In April 2003, Reres filed a motion "to allow the defendant to dress as a woman and wear makeup." It was necessary so Donnie would "not appear freakish" in a way that would "prejudice [her] in front of a jury," Reres wrote. Broward County Circuit Court Judge Peter Weinstein granted the request.
Donnie and Mark were tried in front of separate juries a month later. Six witnesses — five of whom were transsexual — claimed the couple had injected them with silicone. One was South Carolinian male-to-female Jeremy Middleton, who testified he fell into a two-month coma after the pair shot him in the buttocks. "I thought [Donnie] was a real nurse," she said. "I thought [she] was legit."

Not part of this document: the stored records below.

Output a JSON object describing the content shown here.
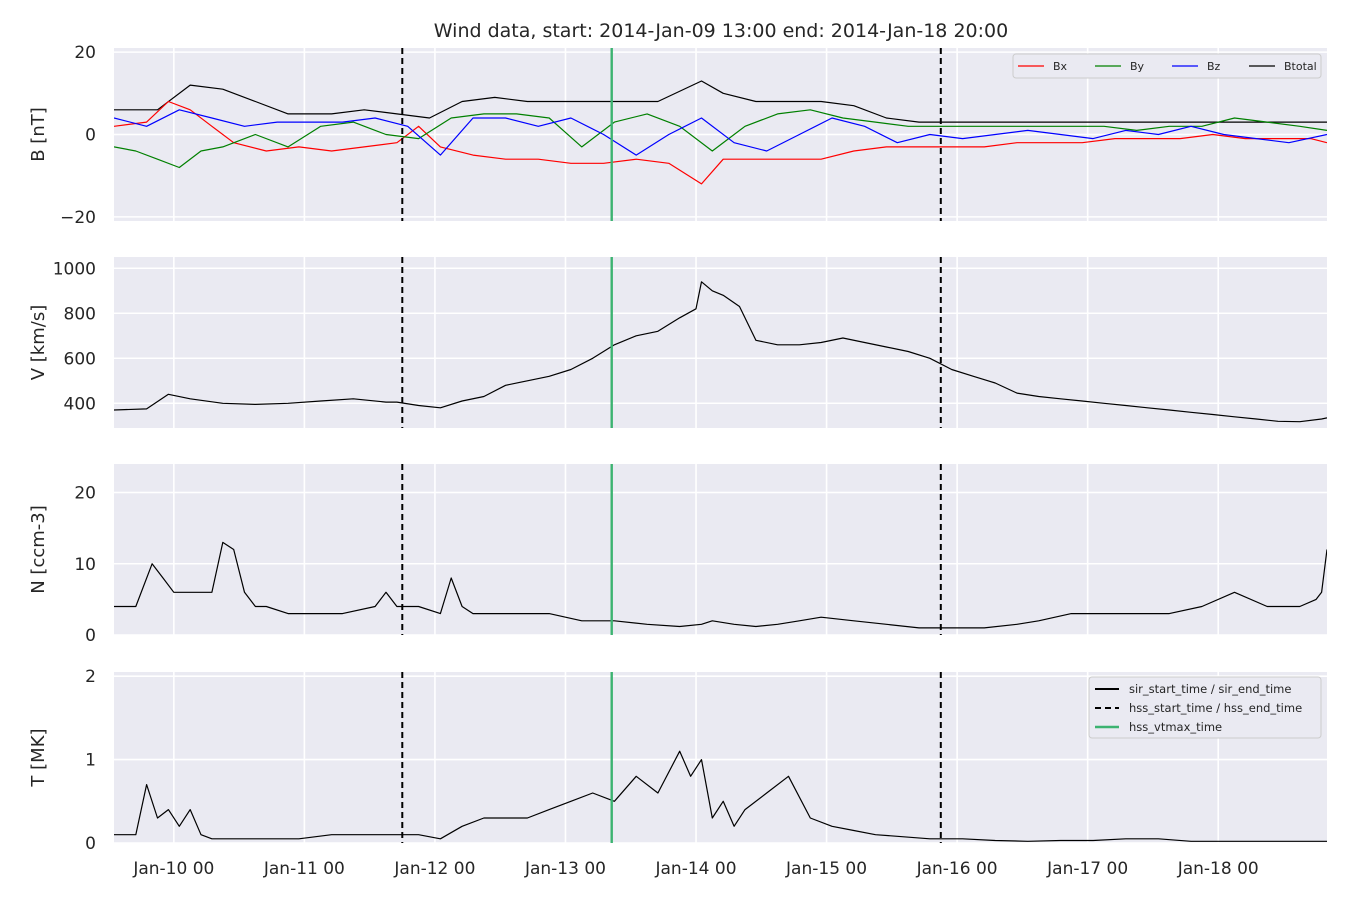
{
  "title": "Wind data, start: 2014-Jan-09 13:00  end: 2014-Jan-18 20:00",
  "colors": {
    "panel_bg": "#eaeaf2",
    "grid": "#ffffff",
    "bx": "#ff0000",
    "by": "#008000",
    "bz": "#0000ff",
    "btotal": "#000000",
    "series": "#000000",
    "vtmax": "#3cb371",
    "hss": "#000000"
  },
  "chart_data": {
    "type": "line",
    "x_range": [
      "2014-01-09 13:00",
      "2014-01-18 20:00"
    ],
    "x_ticks": [
      "Jan-10 00",
      "Jan-11 00",
      "Jan-12 00",
      "Jan-13 00",
      "Jan-14 00",
      "Jan-15 00",
      "Jan-16 00",
      "Jan-17 00",
      "Jan-18 00"
    ],
    "events": {
      "hss_start_time": "2014-01-11 18:00",
      "hss_end_time": "2014-01-15 21:00",
      "hss_vtmax_time": "2014-01-13 08:30"
    },
    "legend_events": [
      {
        "style": "solid",
        "label": "sir_start_time / sir_end_time"
      },
      {
        "style": "dashed",
        "label": "hss_start_time / hss_end_time"
      },
      {
        "style": "green",
        "label": "hss_vtmax_time"
      }
    ],
    "panels": [
      {
        "ylabel": "B [nT]",
        "ylim": [
          -21,
          21
        ],
        "yticks": [
          20,
          0,
          -20
        ],
        "ytick_labels": [
          "20",
          "0",
          "−20"
        ],
        "legend": [
          "Bx",
          "By",
          "Bz",
          "Btotal"
        ],
        "series": [
          {
            "name": "Btotal",
            "x": [
              0,
              8,
              14,
              20,
              26,
              32,
              40,
              46,
              52,
              58,
              64,
              70,
              76,
              82,
              88,
              94,
              100,
              108,
              112,
              118,
              124,
              130,
              136,
              142,
              148,
              154,
              160,
              166,
              172,
              178,
              184,
              190,
              196,
              202,
              208,
              214,
              220,
              223
            ],
            "y": [
              6,
              6,
              12,
              11,
              8,
              5,
              5,
              6,
              5,
              4,
              8,
              9,
              8,
              8,
              8,
              8,
              8,
              13,
              10,
              8,
              8,
              8,
              7,
              4,
              3,
              3,
              3,
              3,
              3,
              3,
              3,
              3,
              3,
              3,
              3,
              3,
              3,
              3
            ]
          },
          {
            "name": "Bx",
            "x": [
              0,
              6,
              10,
              14,
              18,
              22,
              28,
              34,
              40,
              46,
              52,
              56,
              60,
              66,
              72,
              78,
              84,
              90,
              96,
              102,
              108,
              112,
              118,
              124,
              130,
              136,
              142,
              148,
              154,
              160,
              166,
              172,
              178,
              184,
              190,
              196,
              202,
              208,
              214,
              220,
              223
            ],
            "y": [
              2,
              3,
              8,
              6,
              2,
              -2,
              -4,
              -3,
              -4,
              -3,
              -2,
              2,
              -3,
              -5,
              -6,
              -6,
              -7,
              -7,
              -6,
              -7,
              -12,
              -6,
              -6,
              -6,
              -6,
              -4,
              -3,
              -3,
              -3,
              -3,
              -2,
              -2,
              -2,
              -1,
              -1,
              -1,
              0,
              -1,
              -1,
              -1,
              -2
            ]
          },
          {
            "name": "By",
            "x": [
              0,
              4,
              8,
              12,
              16,
              20,
              26,
              32,
              38,
              44,
              50,
              56,
              62,
              68,
              74,
              80,
              86,
              92,
              98,
              104,
              110,
              116,
              122,
              128,
              134,
              140,
              146,
              152,
              158,
              164,
              170,
              176,
              182,
              188,
              194,
              200,
              206,
              212,
              218,
              223
            ],
            "y": [
              -3,
              -4,
              -6,
              -8,
              -4,
              -3,
              0,
              -3,
              2,
              3,
              0,
              -1,
              4,
              5,
              5,
              4,
              -3,
              3,
              5,
              2,
              -4,
              2,
              5,
              6,
              4,
              3,
              2,
              2,
              2,
              2,
              2,
              2,
              2,
              1,
              2,
              2,
              4,
              3,
              2,
              1
            ]
          },
          {
            "name": "Bz",
            "x": [
              0,
              6,
              12,
              18,
              24,
              30,
              36,
              42,
              48,
              54,
              60,
              66,
              72,
              78,
              84,
              90,
              96,
              102,
              108,
              114,
              120,
              126,
              132,
              138,
              144,
              150,
              156,
              162,
              168,
              174,
              180,
              186,
              192,
              198,
              204,
              210,
              216,
              223
            ],
            "y": [
              4,
              2,
              6,
              4,
              2,
              3,
              3,
              3,
              4,
              2,
              -5,
              4,
              4,
              2,
              4,
              0,
              -5,
              0,
              4,
              -2,
              -4,
              0,
              4,
              2,
              -2,
              0,
              -1,
              0,
              1,
              0,
              -1,
              1,
              0,
              2,
              0,
              -1,
              -2,
              0
            ]
          }
        ]
      },
      {
        "ylabel": "V [km/s]",
        "ylim": [
          290,
          1050
        ],
        "yticks": [
          1000,
          800,
          600,
          400
        ],
        "ytick_labels": [
          "1000",
          "800",
          "600",
          "400"
        ],
        "series": [
          {
            "name": "V",
            "x": [
              0,
              6,
              10,
              14,
              20,
              26,
              32,
              38,
              44,
              50,
              52,
              56,
              60,
              64,
              68,
              72,
              76,
              80,
              84,
              88,
              92,
              96,
              100,
              104,
              107,
              108,
              110,
              112,
              115,
              118,
              122,
              126,
              130,
              134,
              138,
              142,
              146,
              150,
              154,
              158,
              162,
              166,
              170,
              174,
              178,
              182,
              186,
              190,
              194,
              198,
              202,
              206,
              210,
              214,
              218,
              222,
              223
            ],
            "y": [
              370,
              375,
              440,
              420,
              400,
              395,
              400,
              410,
              420,
              405,
              405,
              390,
              380,
              410,
              430,
              480,
              500,
              520,
              550,
              600,
              660,
              700,
              720,
              780,
              820,
              940,
              900,
              880,
              830,
              680,
              660,
              660,
              670,
              690,
              670,
              650,
              630,
              600,
              550,
              520,
              490,
              445,
              430,
              420,
              410,
              400,
              390,
              380,
              370,
              360,
              350,
              340,
              330,
              320,
              318,
              330,
              335
            ]
          }
        ]
      },
      {
        "ylabel": "N [ccm-3]",
        "ylim": [
          0,
          24
        ],
        "yticks": [
          20,
          10,
          0
        ],
        "ytick_labels": [
          "20",
          "10",
          "0"
        ],
        "series": [
          {
            "name": "N",
            "x": [
              0,
              4,
              7,
              9,
              11,
              14,
              18,
              20,
              22,
              24,
              26,
              28,
              32,
              36,
              42,
              48,
              50,
              52,
              56,
              60,
              62,
              64,
              66,
              70,
              74,
              80,
              86,
              92,
              98,
              104,
              108,
              110,
              114,
              118,
              122,
              126,
              130,
              136,
              142,
              148,
              154,
              160,
              166,
              170,
              176,
              182,
              188,
              194,
              200,
              206,
              212,
              218,
              221,
              222,
              223
            ],
            "y": [
              4,
              4,
              10,
              8,
              6,
              6,
              6,
              13,
              12,
              6,
              4,
              4,
              3,
              3,
              3,
              4,
              6,
              4,
              4,
              3,
              8,
              4,
              3,
              3,
              3,
              3,
              2,
              2,
              1.5,
              1.2,
              1.5,
              2,
              1.5,
              1.2,
              1.5,
              2,
              2.5,
              2,
              1.5,
              1,
              1,
              1,
              1.5,
              2,
              3,
              3,
              3,
              3,
              4,
              6,
              4,
              4,
              5,
              6,
              12
            ]
          }
        ]
      },
      {
        "ylabel": "T [MK]",
        "ylim": [
          0,
          2.05
        ],
        "yticks": [
          2,
          1,
          0
        ],
        "ytick_labels": [
          "2",
          "1",
          "0"
        ],
        "series": [
          {
            "name": "T",
            "x": [
              0,
              4,
              6,
              8,
              10,
              12,
              14,
              16,
              18,
              22,
              28,
              34,
              40,
              46,
              50,
              56,
              60,
              64,
              68,
              72,
              76,
              80,
              84,
              88,
              92,
              96,
              100,
              104,
              106,
              108,
              110,
              112,
              114,
              116,
              120,
              124,
              128,
              132,
              136,
              140,
              144,
              150,
              156,
              162,
              168,
              174,
              180,
              186,
              192,
              198,
              204,
              210,
              216,
              223
            ],
            "y": [
              0.1,
              0.1,
              0.7,
              0.3,
              0.4,
              0.2,
              0.4,
              0.1,
              0.05,
              0.05,
              0.05,
              0.05,
              0.1,
              0.1,
              0.1,
              0.1,
              0.05,
              0.2,
              0.3,
              0.3,
              0.3,
              0.4,
              0.5,
              0.6,
              0.5,
              0.8,
              0.6,
              1.1,
              0.8,
              1.0,
              0.3,
              0.5,
              0.2,
              0.4,
              0.6,
              0.8,
              0.3,
              0.2,
              0.15,
              0.1,
              0.08,
              0.05,
              0.05,
              0.03,
              0.02,
              0.03,
              0.03,
              0.05,
              0.05,
              0.02,
              0.02,
              0.02,
              0.02,
              0.02
            ]
          }
        ]
      }
    ]
  }
}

(Adds Mark's attorney, Eric Schwartzreich: "It was a circus, and the prosecution was leading the show.)
But Ronald Wright, the bow-tied, bespectacled Broward County chief medical examiner, then poked holes in the state's case. He testified that silicone pumped the night of Vera's death could not have moved quickly enough to her lungs to leave her dead. "It's the cumulative effect of... months or years of injections," he said.
In his closing statement, Attorney Schwartzreich asked an attentive all-female jury: "Do you know who killed Vera Lawrence? Unfortunately, Vera Lawrence killed Vera Lawrence."

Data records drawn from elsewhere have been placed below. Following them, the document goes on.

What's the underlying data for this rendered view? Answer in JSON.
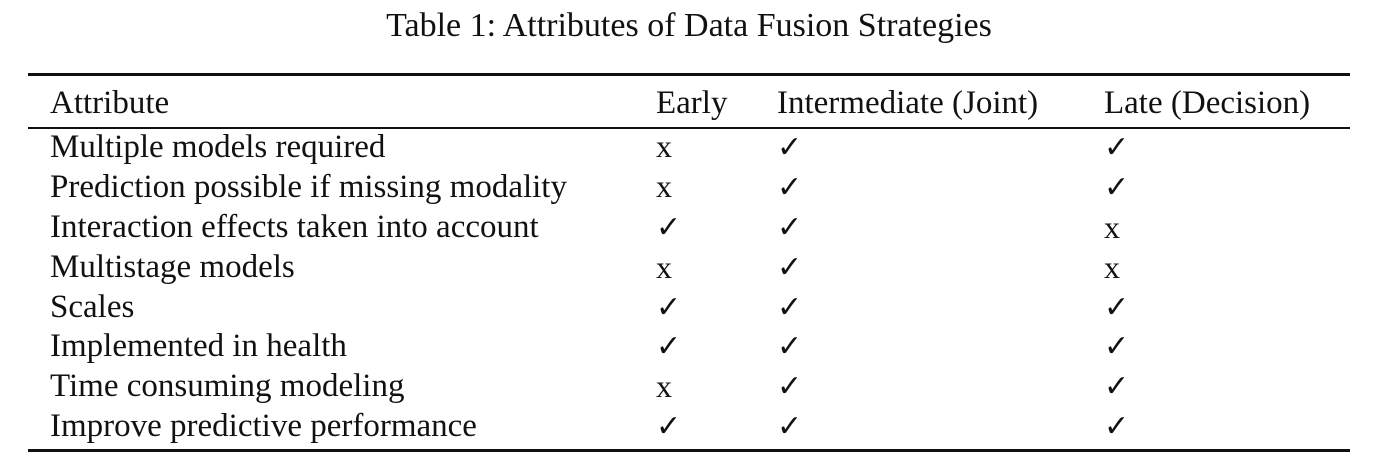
{
  "caption": "Table 1: Attributes of Data Fusion Strategies",
  "columns": [
    "Attribute",
    "Early",
    "Intermediate (Joint)",
    "Late (Decision)"
  ],
  "rows": [
    {
      "attribute": "Multiple models required",
      "early": "x",
      "intermediate": "✓",
      "late": "✓"
    },
    {
      "attribute": "Prediction possible if missing modality",
      "early": "x",
      "intermediate": "✓",
      "late": "✓"
    },
    {
      "attribute": "Interaction effects taken into account",
      "early": "✓",
      "intermediate": "✓",
      "late": "x"
    },
    {
      "attribute": "Multistage models",
      "early": "x",
      "intermediate": "✓",
      "late": "x"
    },
    {
      "attribute": "Scales",
      "early": "✓",
      "intermediate": "✓",
      "late": "✓"
    },
    {
      "attribute": "Implemented in health",
      "early": "✓",
      "intermediate": "✓",
      "late": "✓"
    },
    {
      "attribute": "Time consuming modeling",
      "early": "x",
      "intermediate": "✓",
      "late": "✓"
    },
    {
      "attribute": "Improve predictive performance",
      "early": "✓",
      "intermediate": "✓",
      "late": "✓"
    }
  ]
}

The verdicts shocked everybody. Based on the same set of facts, one jury acquitted Donnie of murder, but the other convicted Mark. Donnie mouthed the words thank you to her attorney before Weinstein sentenced her to five years.
Three years later, the Fourth District Court of Appeal overturned Mark's conviction, ruling prosecution witness and Broward associate medical examiner Dr. Erston Price gave inadequate testimony. On December 7, 2006, Mark agreed to a plea deal and got six years. Corey "Cookie" Williams, the handler, received four years' probation in exchange for her testimony against the couple.

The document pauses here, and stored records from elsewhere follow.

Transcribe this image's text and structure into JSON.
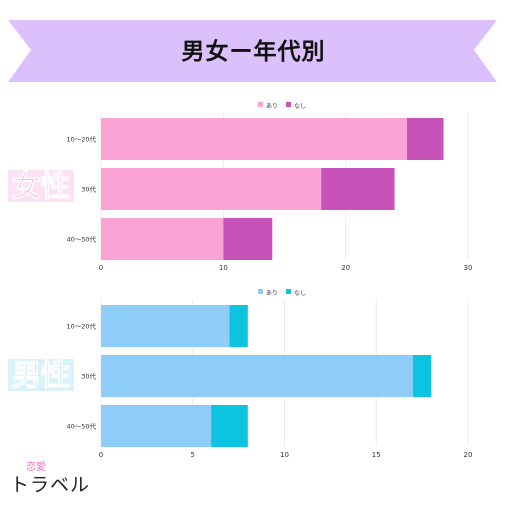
{
  "title": "男女ー年代別",
  "labels": {
    "female": "女性",
    "male": "男性"
  },
  "logo": {
    "top": "恋愛",
    "main": "トラベル"
  },
  "colors": {
    "banner": "#dcc0fb",
    "female_ari": "#fca3d6",
    "female_nashi": "#c753b8",
    "male_ari": "#8fcdf9",
    "male_nashi": "#0cc4e0"
  },
  "chart_data": [
    {
      "type": "bar",
      "orientation": "horizontal",
      "stacked": true,
      "categories": [
        "10〜20代",
        "30代",
        "40〜50代"
      ],
      "series": [
        {
          "name": "あり",
          "values": [
            25,
            18,
            10
          ]
        },
        {
          "name": "なし",
          "values": [
            3,
            6,
            4
          ]
        }
      ],
      "xlim": [
        0,
        30
      ],
      "xticks": [
        "0",
        "10",
        "20",
        "30"
      ],
      "legend": "top-center",
      "grid": true
    },
    {
      "type": "bar",
      "orientation": "horizontal",
      "stacked": true,
      "categories": [
        "10〜20代",
        "30代",
        "40〜50代"
      ],
      "series": [
        {
          "name": "あり",
          "values": [
            7,
            17,
            6
          ]
        },
        {
          "name": "なし",
          "values": [
            1,
            1,
            2
          ]
        }
      ],
      "xlim": [
        0,
        20
      ],
      "xticks": [
        "0",
        "5",
        "10",
        "15",
        "20"
      ],
      "legend": "top-center",
      "grid": true
    }
  ]
}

In September 2003, Donnie was transported to Tomoka Correctional Institution, an all-male prison on the outskirts of Daytona Beach with about 1,300 inmates. Guards watched out for her. "I was so well-looked-after," she says. "I wasn't treated like a freaky piece of trash."
Her time there might have been more complex than that. In July 2005, she was caught "attempting to conspire," according to prison disciplinary reports. Investigators found a fellow inmate had sent a $2,015 check to Donnie's sister in exchange for Donnie "providing protection." (She contends the inmate — who was also transsexual — made up the story so she could be moved to another unit.)
When Donnie was released a couple of days before Thanksgiving 2005, she contemplated living as a woman. She was torn. "That girl that I lived as?" she says. "They killed her."
Dog walkers shuffle past the quaint seaside diners along Flagler Beach on a recent blustery afternoon as Donnie sits on a splintery picnic table. At first glance, her face seems to show the lasting effects of cosmetic surgery: plump pink lips and a delicate button nose. Then the midday sun illuminates her jaw, and stubborn bristles become visible.
When Donnie lifts her wide-frame Chanel sunglasses to peer at the ocean, she catches a mustached middle-age tourist in a jean jacket staring with his mouth agape. "This guy's breaking his neck trying to look at me," she mumbles. She stares right back and gives him a defiant wave. "Hi there!" she shouts.
Busted, he quickly turns his head and scampers off.
Donnie pulls her sunglasses back down over her eyes, as if to hide, and lights a Marlboro. "Sometimes I wonder if I'm gonna be this crazy freak forever," she says, her shiny blond hair whipping into a spiral. "But I'm not trying to have a pity party."
She speaks in a tender maternal tone, but her voice is too deep to pass for a woman's. Her shoulders are broad, her legs thick.